A beat of silence. “Well,” Christine said. “How did this come about?”

“I went looking for her.”

“All these years. What finally made you decide?”

“It was time. It was time a long time ago. Unfortunately, Mom, my father set a shitty example of how you leave a woman, and even more unfortunately, I followed it. Not knowing there was an alternative. A better way to leave. Or a different way to stay. I know now, and I’m going to Canada to set a better example. Even if I never have a son someday.”

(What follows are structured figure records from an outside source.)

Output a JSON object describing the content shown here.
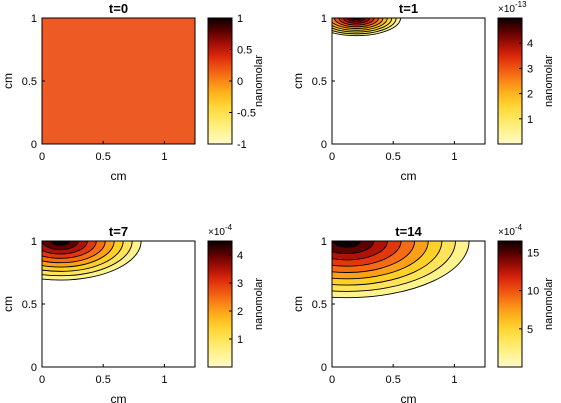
{
  "chart_data": [
    {
      "type": "heatmap",
      "title": "t=0",
      "xlabel": "cm",
      "ylabel": "cm",
      "xlim": [
        0,
        1.25
      ],
      "ylim": [
        0,
        1
      ],
      "xticks": [
        "0",
        "0.5",
        "1"
      ],
      "yticks": [
        "0",
        "0.5",
        "1"
      ],
      "fill_value": 0.1,
      "fill_color": "#ee5a24",
      "colorbar": {
        "label": "nanomolar",
        "range": [
          -1,
          1
        ],
        "multiplier": "",
        "ticks": [
          1,
          0.5,
          0,
          -0.5,
          -1
        ],
        "tick_labels": [
          "1",
          "0.5",
          "0",
          "-0.5",
          "-1"
        ]
      }
    },
    {
      "type": "heatmap",
      "title": "t=1",
      "xlabel": "cm",
      "ylabel": "cm",
      "xlim": [
        0,
        1.25
      ],
      "ylim": [
        0,
        1
      ],
      "xticks": [
        "0",
        "0.5",
        "1"
      ],
      "yticks": [
        "0",
        "0.5",
        "1"
      ],
      "source": {
        "x": 0.2,
        "y": 1.0,
        "rx": 0.36,
        "ry": 0.14
      },
      "contour_levels": 10,
      "colorbar": {
        "label": "nanomolar",
        "range": [
          0,
          5
        ],
        "multiplier_base": "×10",
        "multiplier_exp": "-13",
        "ticks": [
          4,
          3,
          2,
          1
        ],
        "tick_labels": [
          "4",
          "3",
          "2",
          "1"
        ]
      }
    },
    {
      "type": "heatmap",
      "title": "t=7",
      "xlabel": "cm",
      "ylabel": "cm",
      "xlim": [
        0,
        1.25
      ],
      "ylim": [
        0,
        1
      ],
      "xticks": [
        "0",
        "0.5",
        "1"
      ],
      "yticks": [
        "0",
        "0.5",
        "1"
      ],
      "source": {
        "x": 0.15,
        "y": 1.0,
        "rx": 0.66,
        "ry": 0.31
      },
      "contour_levels": 9,
      "colorbar": {
        "label": "nanomolar",
        "range": [
          0,
          4.5
        ],
        "multiplier_base": "×10",
        "multiplier_exp": "-4",
        "ticks": [
          4,
          3,
          2,
          1
        ],
        "tick_labels": [
          "4",
          "3",
          "2",
          "1"
        ]
      }
    },
    {
      "type": "heatmap",
      "title": "t=14",
      "xlabel": "cm",
      "ylabel": "cm",
      "xlim": [
        0,
        1.25
      ],
      "ylim": [
        0,
        1
      ],
      "xticks": [
        "0",
        "0.5",
        "1"
      ],
      "yticks": [
        "0",
        "0.5",
        "1"
      ],
      "source": {
        "x": 0.12,
        "y": 1.0,
        "rx": 1.0,
        "ry": 0.45
      },
      "contour_levels": 9,
      "colorbar": {
        "label": "nanomolar",
        "range": [
          0,
          16.5
        ],
        "multiplier_base": "×10",
        "multiplier_exp": "-4",
        "ticks": [
          15,
          10,
          5
        ],
        "tick_labels": [
          "15",
          "10",
          "5"
        ]
      }
    }
  ]
}
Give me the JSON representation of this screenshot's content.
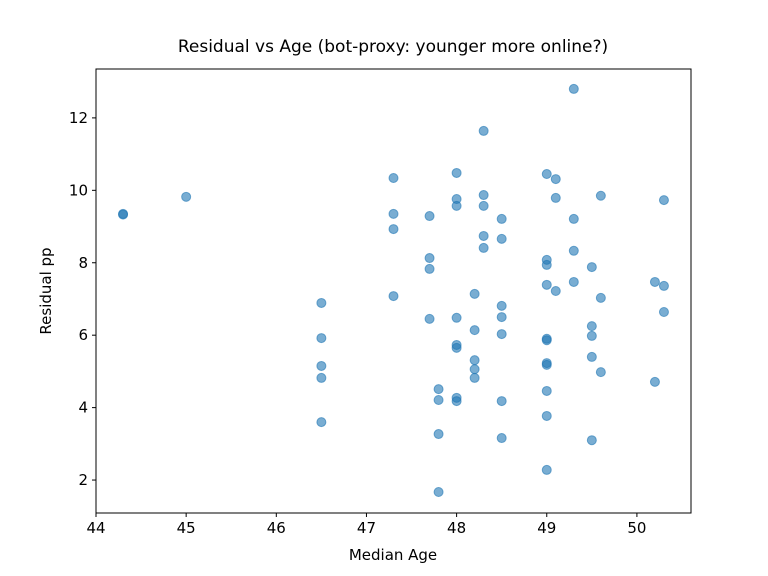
{
  "chart_data": {
    "type": "scatter",
    "title": "Residual vs Age (bot-proxy: younger more online?)",
    "x_label": "Median Age",
    "y_label": "Residual pp",
    "color": "#1f77b4",
    "alpha": 0.6,
    "grid": false,
    "xlim": [
      44,
      50.6
    ],
    "ylim": [
      1.09,
      13.35
    ],
    "xticks": [
      44,
      45,
      46,
      47,
      48,
      49,
      50
    ],
    "yticks": [
      2,
      4,
      6,
      8,
      10,
      12
    ],
    "x": [
      44.3,
      44.3,
      45.0,
      46.5,
      46.5,
      46.5,
      46.5,
      46.5,
      47.3,
      47.3,
      47.3,
      47.3,
      47.7,
      47.7,
      47.7,
      47.7,
      47.8,
      47.8,
      47.8,
      47.8,
      48.0,
      48.0,
      48.0,
      48.0,
      48.0,
      48.0,
      48.0,
      48.0,
      48.2,
      48.2,
      48.2,
      48.2,
      48.2,
      48.3,
      48.3,
      48.3,
      48.3,
      48.3,
      48.5,
      48.5,
      48.5,
      48.5,
      48.5,
      48.5,
      48.5,
      49.0,
      49.0,
      49.0,
      49.0,
      49.0,
      49.0,
      49.0,
      49.0,
      49.0,
      49.0,
      49.0,
      49.1,
      49.1,
      49.1,
      49.3,
      49.3,
      49.3,
      49.3,
      49.5,
      49.5,
      49.5,
      49.5,
      49.5,
      49.6,
      49.6,
      49.6,
      50.2,
      50.2,
      50.3,
      50.3,
      50.3
    ],
    "values": [
      9.35,
      9.33,
      9.82,
      6.89,
      5.92,
      5.15,
      4.82,
      3.6,
      10.34,
      9.35,
      8.93,
      7.08,
      9.29,
      8.13,
      7.83,
      6.45,
      4.51,
      4.21,
      3.27,
      1.67,
      10.48,
      9.76,
      9.57,
      6.48,
      5.73,
      5.65,
      4.27,
      4.18,
      7.14,
      6.14,
      5.31,
      5.06,
      4.82,
      11.64,
      9.87,
      9.57,
      8.74,
      8.41,
      9.21,
      8.66,
      6.81,
      6.5,
      6.03,
      4.18,
      3.16,
      10.45,
      8.08,
      7.94,
      7.39,
      5.9,
      5.86,
      5.23,
      5.18,
      4.46,
      3.77,
      2.28,
      10.31,
      9.79,
      7.22,
      12.8,
      9.21,
      8.33,
      7.47,
      7.88,
      6.25,
      5.98,
      5.4,
      3.1,
      9.85,
      7.03,
      4.98,
      7.47,
      4.71,
      9.73,
      7.36,
      6.64
    ]
  }
}
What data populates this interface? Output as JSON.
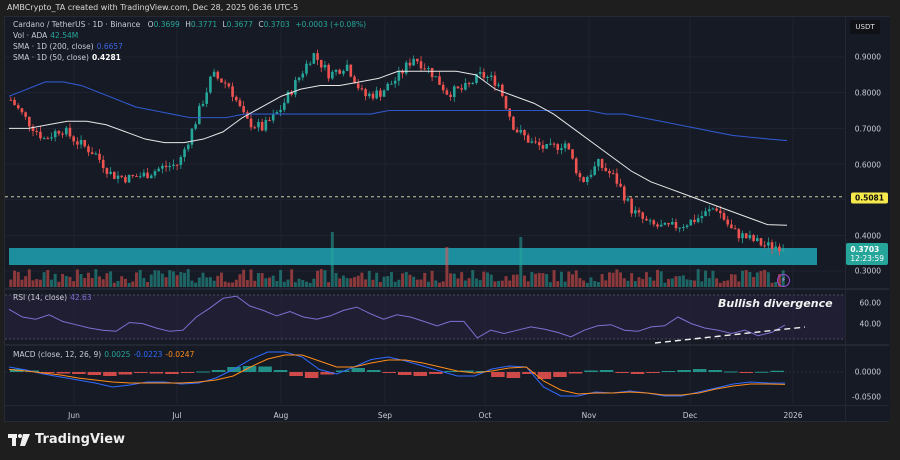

“I think that’s wonderful, Erik,” Christine said.

“I’m slightly terrified.”

She laughed. “Because you loved her.”

“I did,” he said. “Possibly I still do.”

“Leaving isn’t always the end of loving. Love doesn’t give a shit about geography, Erik. It’s not a thing you can abandon at will.”

He sat on the bed next to his open bag and ran his hand through his hair. “Look, Mom, I never asked you this,” he said. “But is there part of you still waiting for him?”

“For your father?”

“Yeah. Waiting for him to call or something.”

“Of course there is, honey.”

“If he did call…would you hang up or listen?”

He heard her draw her breath in and let it out. “I hope I say this the right way,” she said. “I would slam the phone down on the father of my sons. Because I will never forgive him. I would listen to the man I loved. Because part of me needs to hear what he has to say. Am I making any sense, Byron Erik?”

“Perfect sense, ma’am,” he said. “And I’m sorry he never came back and set you free.”

A soft laugh caressed his ear. “Sometimes people surprise you.”

“Or they don’t.”

He waited. For dismissal of the past. For platitudes or philosophy.

“You know, Erik,” she said. “While your father was here, he was a good man. And I see a lot of him in you. The good things. Don’t be ashamed of them. Because I also see how you’re different from him. Especially right now. You couldn’t be more different.”

If he had crafted her response it couldn’t have been more perfect. Erik swallowed hard, curled up tight into her words. Basking in them, he told her he loved her.